Whilst No.1 Harbourside has gained a reputation as a bar with quality live music most nights, it has struggled to become a food destination.
My early experiences of the food on offer were not memorable and even though the chefs were creative and introduced a locally-sourced tapas menu, the food tended to promise more than it delivered.
There were occasions over the past year when eyebrows were raised at such dishes as parsnip ‘three ways’ and pheasant trifle – two perfect examples of chefs cooking for themselves, rather than the people who pay their wages (the public).
Thankfully, there has been a major reshuffle at No.1 Harbourside and a new menu and kitchen team launched last week.
The owners have gone back to the drawing board and returned to the original plan of offering a short menu that is both affordable and accessible.
This means, out with the pheasant trifle and in with the house mussels with black pepper fries (£5), along with four daily specials scratched on a small chalkboard above the long bar.
The new menu from ex-Canteen chef Rhys Williams comes with the tagline of ‘eat something wholesome every day’, with dishes described as ‘square meals’ – a quaint term that belongs to a pre-fast food era.
Not only is there more of an emphasis on simpler food and a commitment to locally sourced ingredients (the aim is 90%), but value for money is key here and to prove the point every diner gets a free bowl of soup with slices of homemade organic bread before the main course arrives.

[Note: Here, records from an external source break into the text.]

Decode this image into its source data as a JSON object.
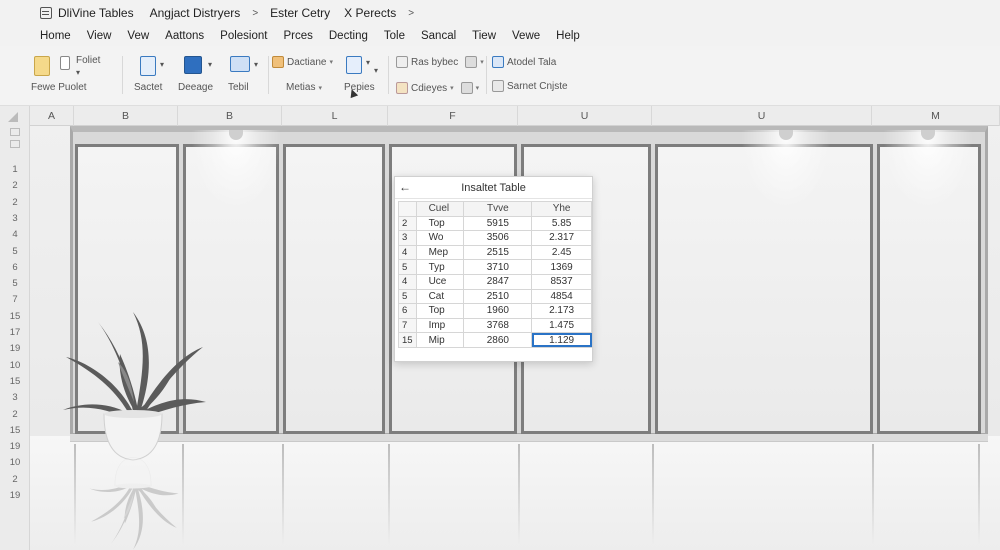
{
  "titlebar": {
    "segments": [
      "DliVine Tables",
      "Angjact Distryers",
      "Ester Cetry",
      "X Perects"
    ]
  },
  "menu": {
    "items": [
      "Home",
      "View",
      "Vew",
      "Aattons",
      "Polesiont",
      "Prces",
      "Decting",
      "Tole",
      "Sancal",
      "Tiew",
      "Vewe",
      "Help"
    ]
  },
  "ribbon": {
    "paste_top": "Foliet",
    "paste_label": "Fewe Puolet",
    "g2_label": "Sactet",
    "g3_label": "Deeage",
    "g4_label": "Tebil",
    "g5_top": "Dactiane",
    "g5_bottom": "Metias",
    "g6_label": "Pepies",
    "g7_top": "Ras bybec",
    "g7_bottom": "Cdieyes",
    "g8_top": "Atodel Tala",
    "g8_bottom": "Sarnet Cnjste",
    "icons": [
      "paste-icon",
      "music-note-icon",
      "layout-icon",
      "monitor-icon",
      "paint-icon",
      "pen-icon",
      "format-icon",
      "table-icon"
    ]
  },
  "columns": [
    "A",
    "B",
    "B",
    "L",
    "F",
    "U",
    "U",
    "M"
  ],
  "rows": [
    "1",
    "2",
    "2",
    "3",
    "4",
    "5",
    "6",
    "5",
    "7",
    "15",
    "17",
    "19",
    "10",
    "15",
    "3",
    "2",
    "15",
    "19",
    "10",
    "2",
    "19"
  ],
  "popup": {
    "title": "Insaltet Table",
    "back_icon": "back-arrow-icon",
    "headers": [
      "Cuel",
      "Tvve",
      "Yhe"
    ],
    "rows": [
      {
        "idx": "2",
        "name": "Top",
        "v1": "5915",
        "v2": "5.85"
      },
      {
        "idx": "3",
        "name": "Wo",
        "v1": "3506",
        "v2": "2.317"
      },
      {
        "idx": "4",
        "name": "Mep",
        "v1": "2515",
        "v2": "2.45"
      },
      {
        "idx": "5",
        "name": "Typ",
        "v1": "3710",
        "v2": "1369"
      },
      {
        "idx": "4",
        "name": "Uce",
        "v1": "2847",
        "v2": "8537"
      },
      {
        "idx": "5",
        "name": "Cat",
        "v1": "2510",
        "v2": "4854"
      },
      {
        "idx": "6",
        "name": "Top",
        "v1": "1960",
        "v2": "2.173"
      },
      {
        "idx": "7",
        "name": "Imp",
        "v1": "3768",
        "v2": "1.475"
      },
      {
        "idx": "15",
        "name": "Mip",
        "v1": "2860",
        "v2": "1.129"
      }
    ]
  }
}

On the lunchtime I popped in, a hot bowl of well-made leek and potato soup arrived as I supped my pint of Stroud Brewery’s hoppy Budding ale – one of four local beers on offer.
The short menu read very well indeed – pan-fried fillet of grey mullet with lemon and chive butter (£7), bubble and squeak cake with homemade ketchup (£6) and duck casserole with pearl barley and mushrooms (£8) being the three main dishes I bypassed en route to ordering what was described as ‘giant pork chop with sage and apple sauce’ (£9).

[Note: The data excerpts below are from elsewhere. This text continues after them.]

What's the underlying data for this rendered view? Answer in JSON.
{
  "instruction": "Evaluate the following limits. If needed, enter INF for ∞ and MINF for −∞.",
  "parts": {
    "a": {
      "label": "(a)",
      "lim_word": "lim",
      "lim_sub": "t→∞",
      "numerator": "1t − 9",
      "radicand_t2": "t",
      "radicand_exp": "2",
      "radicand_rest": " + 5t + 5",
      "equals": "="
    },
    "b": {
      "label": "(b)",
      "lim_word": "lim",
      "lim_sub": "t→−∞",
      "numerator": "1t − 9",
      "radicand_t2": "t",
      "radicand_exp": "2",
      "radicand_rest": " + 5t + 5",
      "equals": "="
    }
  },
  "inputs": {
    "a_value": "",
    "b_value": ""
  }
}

Giant is an understatement. About an inch and a half thick, with an inch of sweet fat around the edge, this bone-in chop took up most of the plate.
The meat was juicy, impressively tender and boasted a genuine farmyard porkiness. The sage and apple sauce was a little shy and could have made itself known more but the unadvertised curly kale and sautéed potatoes were spot-on. For £9, it was excellent value, free soup or not.
I couldn’t see any desserts on offer, but there are cakes for those who still feel hungry. There are also bar snacks in the evening, including oysters.
When I reviewed No.1 Harbourside in the first week of opening last year, I wasn’t that impressed with the food and I thought the kitchen was trying too hard to impress.
The new menu and concept is much more on track. By offering generous portions of simply cooked food, it is finally achieving its original aim of making local, seasonal and organic produce something for the masses and not just the middle classes. That in itself is something to celebrate and reason enough to support No.1 Harbourside.

No.1 Harbourside, 1 Canons Road, Bristol, BS1 5UH. Tel: 0117 9291100.